Why Did Kings Start Wearing Crowns?

Circular headgear has been used in various cultures since at least 3000 B.C. to confer special status on the wearer and to set him or her apart as an extraordinary (often divine) being with a right to supreme governance and/or as having exceptional skills and achievements. Crowns, depending on their design and the materials of their composition, would draw attention to the wearer, and could enhance physical attributes, for instance, making the wearer appear taller.

  1. Early Mesopotamian and Hebrew Crowns

    • Mesopotamian crown

      In early Mesopotamian and Hebrew cultures, crowns, or diadems, could be made of cloth or metal and set with jewels or precious stones. In the Hebrew Bible, crowns worthy of kings are described as being made of gold (Ps. 21:3), and even small-time kings are mentioned as having crowns containing gold and jewels (2 Sam. 12:29). Although the materials used for crowns were commonly precious metals and jewels, the shape of the crown could vary; there are no indications that all crowns were similar in design.

    Egyptian Crowns

    • Egyptian "Double Crown"

      Throughout Egypt's long dynastic history, kings and queens wore various crowns to represent the different offices and aspects of royal authority. From the Early Dynastic period and afterward, royalty used both crowns and scepters (the scepter being the most ancient sign of authority).

      Although no ancient Egyptian crowns have survived for material analysis, there are numerous pictures and sculptures that depict them. Egyptian crowns are most often represented as being very tall, with symbolic materials (such as feathers) that function to convey messages. An example of this is the "Double Crown," one crown composed of the two separate crowns worn by leaders of Upper and Lower Egypt, and so symbolizing the unified reach of the king's authority.

    Assyrian and Persian Crowns

    • Assyrian crown

      Assyrian monarchs wore crowns similar in style to that of the Egyptian monarchs. The high, conical style was similar to the headgear of priests, and was essentially an elevated, dyed and usually jeweled turban.

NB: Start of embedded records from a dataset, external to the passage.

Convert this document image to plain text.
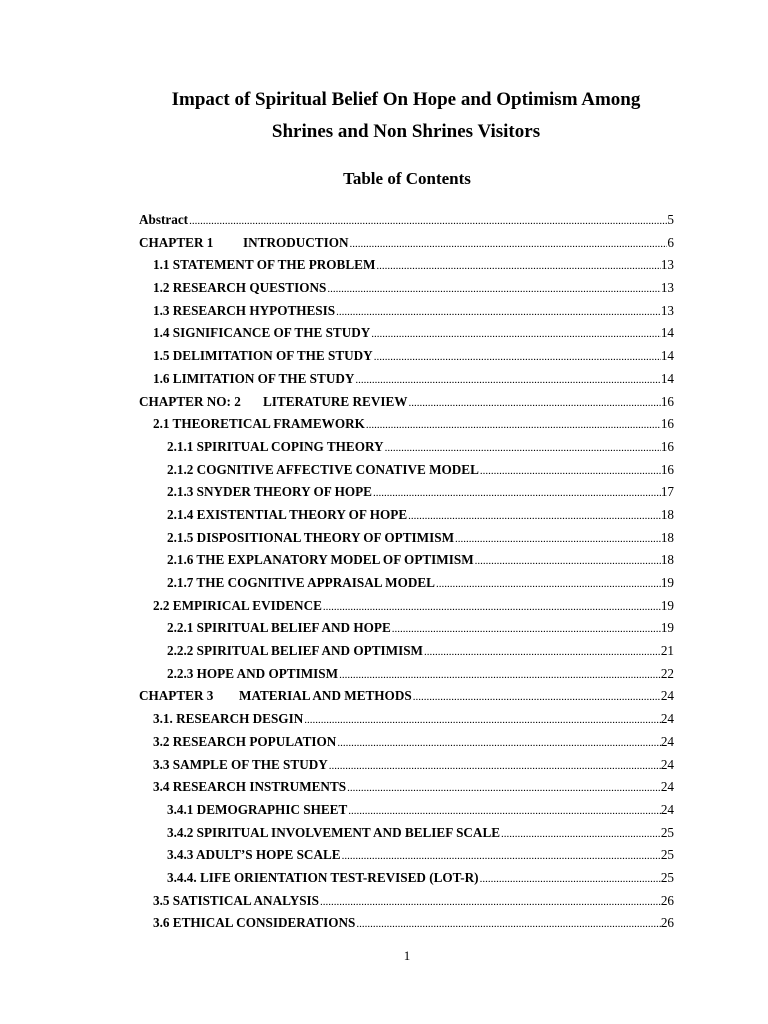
Impact of Spiritual Belief On Hope and Optimism Among
Shrines and Non Shrines Visitors
Table of Contents
Abstract .....	5
CHAPTER 1 INTRODUCTION .....	6
1.1 STATEMENT OF THE PROBLEM .....	13
1.2 RESEARCH QUESTIONS .....	13
1.3 RESEARCH HYPOTHESIS .....	13
1.4 SIGNIFICANCE OF THE STUDY .....	14
1.5 DELIMITATION OF THE STUDY .....	14
1.6 LIMITATION OF THE STUDY .....	14
CHAPTER NO: 2 LITERATURE REVIEW .....	16
2.1 THEORETICAL FRAMEWORK .....	16
2.1.1 SPIRITUAL COPING THEORY .....	16
2.1.2 COGNITIVE AFFECTIVE CONATIVE MODEL .....	16
2.1.3 SNYDER THEORY OF HOPE .....	17
2.1.4 EXISTENTIAL THEORY OF HOPE .....	18
2.1.5 DISPOSITIONAL THEORY OF OPTIMISM .....	18
2.1.6 THE EXPLANATORY MODEL OF OPTIMISM .....	18
2.1.7 THE COGNITIVE APPRAISAL MODEL .....	19
2.2 EMPIRICAL EVIDENCE .....	19
2.2.1 SPIRITUAL BELIEF AND HOPE .....	19
2.2.2 SPIRITUAL BELIEF AND OPTIMISM .....	21
2.2.3 HOPE AND OPTIMISM .....	22
CHAPTER 3 MATERIAL AND METHODS .....	24
3.1. RESEARCH DESGIN .....	24
3.2 RESEARCH POPULATION .....	24
3.3 SAMPLE OF THE STUDY .....	24
3.4 RESEARCH INSTRUMENTS .....	24
3.4.1 DEMOGRAPHIC SHEET .....	24
3.4.2 SPIRITUAL INVOLVEMENT AND BELIEF SCALE .....	25
3.4.3 ADULT’S HOPE SCALE .....	25
3.4.4. LIFE ORIENTATION TEST-REVISED (LOT-R) .....	25
3.5 SATISTICAL ANALYSIS .....	26
3.6 ETHICAL CONSIDERATIONS .....	26
1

      In Persia, crowns were an important and highly individualized element contributing to the glory of a king. Each ruler wore his own distinctive crown that combined attributes of Persian deities, including eagles' wings and rams' heads; streamers were sometimes added.

    Greek and Roman

    • Greek and Roman "corona"

      Beginning in 776 B.C., the Greeks crowned the victors at the Olympic games with laurel wreaths. The town in which the games were hosted provided head garlands made from the branches of local trees (incidentally it is speculated that the practice of hanging wreaths comes from the practice of victors hanging their 'crowns' up on the wall or elsewhere). It appears that crowns of leaves or flowers were also put on the heads of festival revelers; the Hebrew Bible mentions the practice in the book of Isaiah and in the apocryphal book of Wisdom.

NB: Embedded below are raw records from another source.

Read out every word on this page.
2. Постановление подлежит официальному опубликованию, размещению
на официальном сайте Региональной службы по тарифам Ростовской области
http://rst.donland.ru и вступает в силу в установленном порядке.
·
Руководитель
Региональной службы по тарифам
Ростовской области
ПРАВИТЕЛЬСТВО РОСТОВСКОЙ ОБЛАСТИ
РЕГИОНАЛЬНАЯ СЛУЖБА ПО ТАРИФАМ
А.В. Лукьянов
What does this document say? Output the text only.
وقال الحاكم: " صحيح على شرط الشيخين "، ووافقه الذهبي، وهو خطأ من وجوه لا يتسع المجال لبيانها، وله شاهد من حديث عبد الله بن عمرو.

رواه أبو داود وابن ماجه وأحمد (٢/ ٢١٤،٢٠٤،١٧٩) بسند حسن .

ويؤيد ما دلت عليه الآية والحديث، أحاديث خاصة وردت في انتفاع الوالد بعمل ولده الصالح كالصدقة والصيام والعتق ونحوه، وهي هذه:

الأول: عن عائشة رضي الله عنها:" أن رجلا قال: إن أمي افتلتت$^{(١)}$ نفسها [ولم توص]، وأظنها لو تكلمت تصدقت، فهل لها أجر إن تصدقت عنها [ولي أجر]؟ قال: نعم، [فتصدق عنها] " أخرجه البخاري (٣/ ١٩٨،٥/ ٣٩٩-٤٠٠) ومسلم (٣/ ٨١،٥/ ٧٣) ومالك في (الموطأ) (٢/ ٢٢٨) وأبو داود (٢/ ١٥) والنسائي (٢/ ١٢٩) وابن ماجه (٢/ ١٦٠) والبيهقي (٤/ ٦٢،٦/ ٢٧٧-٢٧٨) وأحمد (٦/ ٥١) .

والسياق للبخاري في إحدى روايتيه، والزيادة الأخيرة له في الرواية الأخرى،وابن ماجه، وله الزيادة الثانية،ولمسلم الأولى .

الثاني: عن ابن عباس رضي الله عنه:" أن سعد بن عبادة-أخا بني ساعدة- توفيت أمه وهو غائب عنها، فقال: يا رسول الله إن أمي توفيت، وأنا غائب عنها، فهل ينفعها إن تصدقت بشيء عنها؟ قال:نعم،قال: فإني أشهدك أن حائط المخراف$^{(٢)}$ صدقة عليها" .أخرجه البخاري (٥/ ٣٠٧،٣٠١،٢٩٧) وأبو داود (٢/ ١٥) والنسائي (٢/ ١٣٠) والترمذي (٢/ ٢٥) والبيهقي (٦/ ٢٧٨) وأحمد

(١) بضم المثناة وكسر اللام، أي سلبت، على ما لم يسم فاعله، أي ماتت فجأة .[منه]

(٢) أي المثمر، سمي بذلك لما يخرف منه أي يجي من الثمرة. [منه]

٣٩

      In Rome, the purple toga and diadem signified kingship. Cicero writes in his third and thirteenth Phillipics about an incident in 44 B.C. when Marc Antony offered a diadem to Julius Caesar in the forum during the winter festival of Lupercalia. Caesar repeatedly refused the diadem, an act that made it clear that he did not intend to assume monarchical power over the Roman Republic. In Latin, the word for "crown" is "corona."

    The Crown in the Medieval (and Modern) West

    • King Alfred, in stained glass and on a coin

      In the Middle Ages, crowns were of two sorts. A crown was an object of state and a headpiece to be worn by kings and queens signifying their power on feast-days. There was also the diadem, the type of crown worn by Roman emperors and kings of pagan tribes. As state power mingled with the authority of the Church, crowns represented secular power mediated by or in partnership with ecclesiastical authority. Medieval art depicted Jesus and Mary with crowns, reminding secular leaders that true authority belonged to God. Sometimes crowns contained holy relics (such as the reliquary crown of St. Louis, which enclosed a splinter of the true cross). As in times past, the crown indicated that its wearer was divinely sanctioned to rule.

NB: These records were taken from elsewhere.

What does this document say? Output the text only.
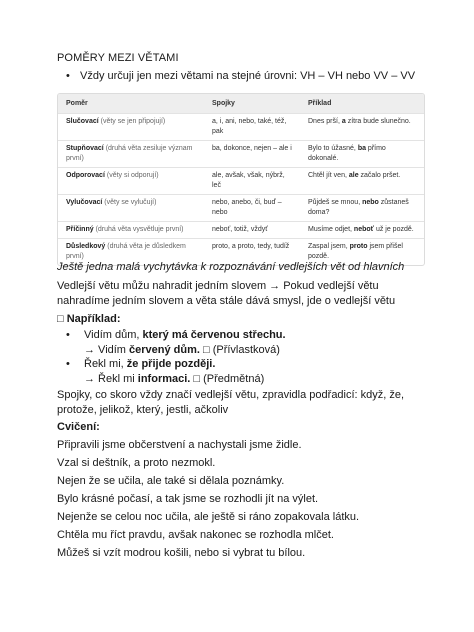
POMĚRY MEZI VĚTAMI
• Vždy určuji jen mezi větami na stejné úrovni: VH – VH nebo VV – VV
Poměr	Spojky	Příklad
Slučovací (věty se jen připojují)	a, i, ani, nebo, také, též, pak	Dnes prší, a zítra bude slunečno.
Stupňovací (druhá věta zesiluje význam první)	ba, dokonce, nejen – ale i	Bylo to úžasné, ba přímo dokonalé.
Odporovací (věty si odporují)	ale, avšak, však, nýbrž, leč	Chtěl jít ven, ale začalo pršet.
Vylučovací (věty se vylučují)	nebo, anebo, či, buď – nebo	Půjdeš se mnou, nebo zůstaneš doma?
Příčinný (druhá věta vysvětluje první)	neboť, totiž, vždyť	Musíme odjet, neboť už je pozdě.
Důsledkový (druhá věta je důsledkem první)	proto, a proto, tedy, tudíž	Zaspal jsem, proto jsem přišel pozdě.
Ještě jedna malá vychytávka k rozpoznávání vedlejších vět od hlavních
Vedlejší větu můžu nahradit jedním slovem → Pokud vedlejší větu
nahradíme jedním slovem a věta stále dává smysl, jde o vedlejší větu
□ Například:
• Vidím dům, který má červenou střechu.
→ Vidím červený dům. □ (Přívlastková)
• Řekl mi, že přijde později.
→ Řekl mi informaci. □ (Předmětná)
Spojky, co skoro vždy značí vedlejší větu, zpravidla podřadicí: když, že,
protože, jelikož, který, jestli, ačkoliv
Cvičení:
Připravili jsme občerstvení a nachystali jsme židle.
Vzal si deštník, a proto nezmokl.
Nejen že se učila, ale také si dělala poznámky.
Bylo krásné počasí, a tak jsme se rozhodli jít na výlet.
Nejenže se celou noc učila, ale ještě si ráno zopakovala látku.
Chtěla mu říct pravdu, avšak nakonec se rozhodla mlčet.
Můžeš si vzít modrou košili, nebo si vybrat tu bílou.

      Because the crown itself, unlike people, survived through many generations, it came to independently symbolize the office of kingship and identify a particular lineage.
      The British monarchy still today retains its "Crown Jewels," a set of regalia passed down through the generations since 1303. They are kept in the "Jewel House" in the Tower of London, on display to visitors and guarded by royal soldiers.